I’ve been pretty quiet of late because I’ve been trying to get ready for this year’s review season at work and because I have a very sick application ( as in, it is on a server with an indeterminate and short lifespan ) that I’m trying to clone on new hardware with an interface facelift and move to a new standard of Perl.

Additionally, I have my Latin II final tomorrow.

Probably won’t be much action here until I get the finals behind me and some writing done.

4 Responses to “Nihil dicere”

  1. Don Johnsen Says:

    Gee, that sick application wouldn’t happen to be NAILS would it?

    Long time no talk. Happy review…

  2. steven Says:

    Actually, no, NAILS (now called Mailguard) has been a real success story. I deployed the original version ~ 2 years ago (as I believe I mentioned to you at St. John’s in S/vale on your visit) and just revisited the codebase this year, standardized it, cleaned it up a bit, and its now living under the MIT license at: http://code.google.com/p/cmailguard. So think of it, NAILS’ blood descendent now available for your further perusing thanks to google :)

    Here’s a quick PDF summation:
    http://cmailguard.googlecode.com/svn/trunk/mailguard/doc/Mailguard_Presentation.pdf

    You’ll notice your glorious own name in a few files in the Subversion tree:
    http://code.google.com/p/cmailguard/source/browse/trunk/mailguard/lib/EMS/LogIt.pm

    I actually used this code to replace the infamous ‘dudewheresmycar’ function and the customized bounce-back server (d_head).
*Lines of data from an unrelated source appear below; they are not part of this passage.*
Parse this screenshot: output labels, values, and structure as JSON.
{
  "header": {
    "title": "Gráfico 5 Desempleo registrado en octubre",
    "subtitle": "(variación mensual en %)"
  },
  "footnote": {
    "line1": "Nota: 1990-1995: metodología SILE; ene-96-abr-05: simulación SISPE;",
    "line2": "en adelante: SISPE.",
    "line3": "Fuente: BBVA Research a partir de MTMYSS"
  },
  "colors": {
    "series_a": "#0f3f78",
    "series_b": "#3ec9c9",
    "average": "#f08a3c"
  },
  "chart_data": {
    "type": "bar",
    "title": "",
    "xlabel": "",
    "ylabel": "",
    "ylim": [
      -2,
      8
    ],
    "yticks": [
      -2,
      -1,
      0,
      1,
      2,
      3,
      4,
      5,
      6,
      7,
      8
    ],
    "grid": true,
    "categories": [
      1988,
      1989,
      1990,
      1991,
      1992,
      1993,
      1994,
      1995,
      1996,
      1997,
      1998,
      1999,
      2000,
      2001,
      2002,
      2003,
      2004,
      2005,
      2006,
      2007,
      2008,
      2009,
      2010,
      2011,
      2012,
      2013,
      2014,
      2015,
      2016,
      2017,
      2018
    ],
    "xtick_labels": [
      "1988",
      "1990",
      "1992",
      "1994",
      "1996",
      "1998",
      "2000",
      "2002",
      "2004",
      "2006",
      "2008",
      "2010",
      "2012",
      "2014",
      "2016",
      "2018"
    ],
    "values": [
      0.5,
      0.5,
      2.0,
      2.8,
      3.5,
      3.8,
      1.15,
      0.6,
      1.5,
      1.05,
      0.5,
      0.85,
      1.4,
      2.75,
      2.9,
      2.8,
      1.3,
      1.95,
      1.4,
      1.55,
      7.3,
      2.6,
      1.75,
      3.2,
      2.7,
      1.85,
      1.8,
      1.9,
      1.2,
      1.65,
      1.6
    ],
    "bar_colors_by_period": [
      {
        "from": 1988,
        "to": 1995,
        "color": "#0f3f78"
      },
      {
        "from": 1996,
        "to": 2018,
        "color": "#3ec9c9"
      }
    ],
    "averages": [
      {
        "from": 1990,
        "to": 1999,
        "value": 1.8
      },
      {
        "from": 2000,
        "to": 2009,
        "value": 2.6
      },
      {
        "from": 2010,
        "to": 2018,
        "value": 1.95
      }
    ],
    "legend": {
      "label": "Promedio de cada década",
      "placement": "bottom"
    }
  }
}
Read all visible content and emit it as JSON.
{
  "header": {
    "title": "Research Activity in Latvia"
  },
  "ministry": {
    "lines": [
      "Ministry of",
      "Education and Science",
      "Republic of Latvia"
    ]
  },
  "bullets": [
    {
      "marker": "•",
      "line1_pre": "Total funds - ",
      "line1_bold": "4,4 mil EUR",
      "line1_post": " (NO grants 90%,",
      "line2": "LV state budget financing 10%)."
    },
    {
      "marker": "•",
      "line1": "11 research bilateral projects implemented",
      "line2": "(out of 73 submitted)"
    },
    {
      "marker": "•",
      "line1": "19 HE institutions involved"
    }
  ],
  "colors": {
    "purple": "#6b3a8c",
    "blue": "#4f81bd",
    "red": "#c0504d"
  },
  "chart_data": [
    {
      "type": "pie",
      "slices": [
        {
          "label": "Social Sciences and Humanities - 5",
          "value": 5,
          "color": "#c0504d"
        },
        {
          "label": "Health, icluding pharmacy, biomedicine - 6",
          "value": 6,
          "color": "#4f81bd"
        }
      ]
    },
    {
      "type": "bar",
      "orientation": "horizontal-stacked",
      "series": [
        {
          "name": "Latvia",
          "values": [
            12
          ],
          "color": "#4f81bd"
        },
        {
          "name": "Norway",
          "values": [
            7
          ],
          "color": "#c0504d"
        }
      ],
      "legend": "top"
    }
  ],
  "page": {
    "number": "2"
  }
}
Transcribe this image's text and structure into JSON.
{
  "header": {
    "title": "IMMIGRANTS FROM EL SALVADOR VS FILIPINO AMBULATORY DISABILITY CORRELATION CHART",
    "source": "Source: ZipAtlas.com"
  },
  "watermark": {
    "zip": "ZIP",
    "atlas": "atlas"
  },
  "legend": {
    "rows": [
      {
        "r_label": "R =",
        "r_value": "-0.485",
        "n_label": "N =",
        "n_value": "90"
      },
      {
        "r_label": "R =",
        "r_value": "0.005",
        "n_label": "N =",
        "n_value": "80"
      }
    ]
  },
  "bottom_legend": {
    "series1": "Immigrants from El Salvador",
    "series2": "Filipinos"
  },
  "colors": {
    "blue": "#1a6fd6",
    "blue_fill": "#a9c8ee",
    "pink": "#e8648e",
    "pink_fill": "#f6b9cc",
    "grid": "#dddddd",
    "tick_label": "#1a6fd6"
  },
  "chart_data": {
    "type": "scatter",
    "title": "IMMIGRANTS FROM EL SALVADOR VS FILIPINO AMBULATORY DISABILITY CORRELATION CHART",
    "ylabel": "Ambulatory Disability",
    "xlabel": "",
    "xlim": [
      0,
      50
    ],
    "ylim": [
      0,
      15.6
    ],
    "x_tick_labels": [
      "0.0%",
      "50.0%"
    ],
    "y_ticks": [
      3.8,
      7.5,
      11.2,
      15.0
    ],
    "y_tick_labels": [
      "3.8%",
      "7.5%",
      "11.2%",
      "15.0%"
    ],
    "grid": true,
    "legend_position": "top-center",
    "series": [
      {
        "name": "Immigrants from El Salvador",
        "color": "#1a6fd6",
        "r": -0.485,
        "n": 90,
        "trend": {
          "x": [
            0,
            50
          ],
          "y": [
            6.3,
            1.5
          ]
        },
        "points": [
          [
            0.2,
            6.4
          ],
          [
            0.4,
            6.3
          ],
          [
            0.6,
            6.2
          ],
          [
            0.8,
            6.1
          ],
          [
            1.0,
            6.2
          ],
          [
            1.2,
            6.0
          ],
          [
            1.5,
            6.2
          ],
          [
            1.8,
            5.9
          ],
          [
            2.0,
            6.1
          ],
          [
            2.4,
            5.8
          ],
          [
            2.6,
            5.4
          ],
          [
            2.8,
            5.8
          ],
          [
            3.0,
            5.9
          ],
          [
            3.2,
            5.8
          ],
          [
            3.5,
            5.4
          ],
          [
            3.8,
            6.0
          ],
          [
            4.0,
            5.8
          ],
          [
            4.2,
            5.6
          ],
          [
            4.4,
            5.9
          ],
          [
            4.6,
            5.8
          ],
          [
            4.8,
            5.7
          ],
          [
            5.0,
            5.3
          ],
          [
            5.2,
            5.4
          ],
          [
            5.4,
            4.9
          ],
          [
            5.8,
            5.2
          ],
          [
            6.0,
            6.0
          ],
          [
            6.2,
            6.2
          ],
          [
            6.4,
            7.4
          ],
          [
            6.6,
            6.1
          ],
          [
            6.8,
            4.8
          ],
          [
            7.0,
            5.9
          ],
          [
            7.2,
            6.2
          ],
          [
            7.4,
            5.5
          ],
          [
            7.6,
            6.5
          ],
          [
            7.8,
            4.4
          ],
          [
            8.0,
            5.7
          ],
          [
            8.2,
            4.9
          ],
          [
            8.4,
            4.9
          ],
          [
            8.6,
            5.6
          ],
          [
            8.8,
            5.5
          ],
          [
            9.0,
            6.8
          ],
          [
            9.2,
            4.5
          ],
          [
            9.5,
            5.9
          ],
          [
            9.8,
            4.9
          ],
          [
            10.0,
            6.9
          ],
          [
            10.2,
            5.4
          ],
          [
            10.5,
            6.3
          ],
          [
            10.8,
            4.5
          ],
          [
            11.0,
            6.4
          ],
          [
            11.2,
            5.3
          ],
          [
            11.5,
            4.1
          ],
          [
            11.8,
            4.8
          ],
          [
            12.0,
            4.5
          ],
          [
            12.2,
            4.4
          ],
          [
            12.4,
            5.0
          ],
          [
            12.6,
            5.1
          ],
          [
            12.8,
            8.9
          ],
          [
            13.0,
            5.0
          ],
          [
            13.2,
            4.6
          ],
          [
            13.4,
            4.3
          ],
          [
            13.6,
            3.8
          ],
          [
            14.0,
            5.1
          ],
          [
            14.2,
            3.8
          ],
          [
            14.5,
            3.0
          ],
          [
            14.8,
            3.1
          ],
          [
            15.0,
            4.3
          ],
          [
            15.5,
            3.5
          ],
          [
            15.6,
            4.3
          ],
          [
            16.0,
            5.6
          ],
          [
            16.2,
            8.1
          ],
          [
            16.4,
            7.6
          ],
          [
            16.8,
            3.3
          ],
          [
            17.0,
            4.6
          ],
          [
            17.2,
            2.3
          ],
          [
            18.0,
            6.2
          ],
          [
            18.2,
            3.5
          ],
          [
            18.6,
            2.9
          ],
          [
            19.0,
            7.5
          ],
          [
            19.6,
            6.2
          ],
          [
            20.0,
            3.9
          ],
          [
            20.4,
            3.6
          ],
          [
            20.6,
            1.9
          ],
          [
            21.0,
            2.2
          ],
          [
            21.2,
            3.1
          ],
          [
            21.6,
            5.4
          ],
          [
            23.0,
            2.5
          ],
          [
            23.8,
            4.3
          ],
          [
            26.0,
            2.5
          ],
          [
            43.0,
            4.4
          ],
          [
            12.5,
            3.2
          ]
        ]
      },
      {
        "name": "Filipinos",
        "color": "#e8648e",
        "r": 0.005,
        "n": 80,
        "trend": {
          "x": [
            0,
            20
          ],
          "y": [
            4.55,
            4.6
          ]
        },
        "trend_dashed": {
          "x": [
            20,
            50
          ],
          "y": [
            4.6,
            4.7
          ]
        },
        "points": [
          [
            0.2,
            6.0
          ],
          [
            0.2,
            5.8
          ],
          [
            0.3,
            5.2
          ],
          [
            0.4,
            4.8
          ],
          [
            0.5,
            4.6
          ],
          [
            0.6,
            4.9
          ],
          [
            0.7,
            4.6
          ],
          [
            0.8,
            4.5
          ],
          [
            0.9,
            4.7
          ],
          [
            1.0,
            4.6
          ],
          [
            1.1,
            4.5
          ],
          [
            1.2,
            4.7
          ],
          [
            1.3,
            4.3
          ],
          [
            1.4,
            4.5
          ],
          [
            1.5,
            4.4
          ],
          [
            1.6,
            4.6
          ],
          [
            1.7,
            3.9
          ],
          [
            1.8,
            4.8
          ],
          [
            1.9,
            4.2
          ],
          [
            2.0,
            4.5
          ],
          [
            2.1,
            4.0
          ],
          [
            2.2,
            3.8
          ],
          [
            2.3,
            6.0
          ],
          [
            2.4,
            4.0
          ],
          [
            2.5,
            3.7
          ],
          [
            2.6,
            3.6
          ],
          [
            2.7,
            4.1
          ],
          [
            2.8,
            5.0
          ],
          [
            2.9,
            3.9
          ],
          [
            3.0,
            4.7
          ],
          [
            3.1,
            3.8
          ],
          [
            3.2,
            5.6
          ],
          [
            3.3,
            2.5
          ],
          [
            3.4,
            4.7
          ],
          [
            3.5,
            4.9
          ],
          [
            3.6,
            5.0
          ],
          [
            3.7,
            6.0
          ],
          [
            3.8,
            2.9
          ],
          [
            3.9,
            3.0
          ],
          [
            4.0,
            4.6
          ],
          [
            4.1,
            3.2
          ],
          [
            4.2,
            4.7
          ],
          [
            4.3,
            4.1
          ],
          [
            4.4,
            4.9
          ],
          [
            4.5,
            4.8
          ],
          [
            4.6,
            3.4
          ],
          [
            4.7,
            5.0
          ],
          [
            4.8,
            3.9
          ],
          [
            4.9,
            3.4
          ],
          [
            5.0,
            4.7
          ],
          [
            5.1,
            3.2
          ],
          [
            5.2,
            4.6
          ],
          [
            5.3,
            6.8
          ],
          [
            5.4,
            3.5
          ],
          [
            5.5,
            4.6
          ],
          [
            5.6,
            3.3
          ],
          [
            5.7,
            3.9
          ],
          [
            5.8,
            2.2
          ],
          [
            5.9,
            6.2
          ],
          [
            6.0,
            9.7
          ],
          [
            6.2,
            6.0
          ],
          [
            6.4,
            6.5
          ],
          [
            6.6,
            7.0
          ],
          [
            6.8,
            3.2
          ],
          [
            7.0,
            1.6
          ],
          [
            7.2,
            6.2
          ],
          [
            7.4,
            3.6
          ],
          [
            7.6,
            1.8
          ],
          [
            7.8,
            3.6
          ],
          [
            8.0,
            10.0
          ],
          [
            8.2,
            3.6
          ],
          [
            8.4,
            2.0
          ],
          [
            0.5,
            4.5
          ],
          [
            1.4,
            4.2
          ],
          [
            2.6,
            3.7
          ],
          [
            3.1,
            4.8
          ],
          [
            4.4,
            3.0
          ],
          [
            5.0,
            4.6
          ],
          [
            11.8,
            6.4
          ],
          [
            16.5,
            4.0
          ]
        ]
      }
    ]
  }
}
    The problem host is cliff…aka the big nasty, moving its whole ecosystem somewhere new. I’m actually almost done with it.

    Peep Dis: Subversion Checkout + M4 config file configures all the perl for dev/stage/prod + autodeploys to custom virtualized web servers == sanity. All the user interface has been moved to Template::Toolkit + CSS + XHTML.

  3. Steanso Says:

    Wait. Why are you taking Latin? I had three years of Latin in high school, and have spent the years following those classes wishing that I could get those three years back. Then again, I realize that you already speak other languages (I noted that you read The Stranger in French) whereas I speak only English and wish that I had managed to pick up a more practical language while still in school…

  4. steven Says:

    Steanso:

    I’m taking it, at heart, because while when you really want to condescend someone French is the way to go, Latin takes it up a whole ‘nother notch.

    I mean:

    Dux stultissimus bellum laudat atque nihil virtutis habet.

    Le general plus stupid eloget la guerre mais il n’a pas du courage.

    The exceedingly foolish leader praises war but he possesses no courage.

    I also have a secret project underway that uses the latin verb structure as its core technology. In contrast to French and other Romance languages Latin is exceedingly regular ( as it is whole unto itself ).

    That said, I read the Cambridge Latin series and can see why that would be very frustrating against the backdrop of people learning things like “Where is the bar” in Spanish. When you learn Latin at the college level you’re taught to think about the entire language as machinery, and it is this approach that very much resonates with me. I assume Texas educators are of the opinion high school kids are not able to learn a language deductively.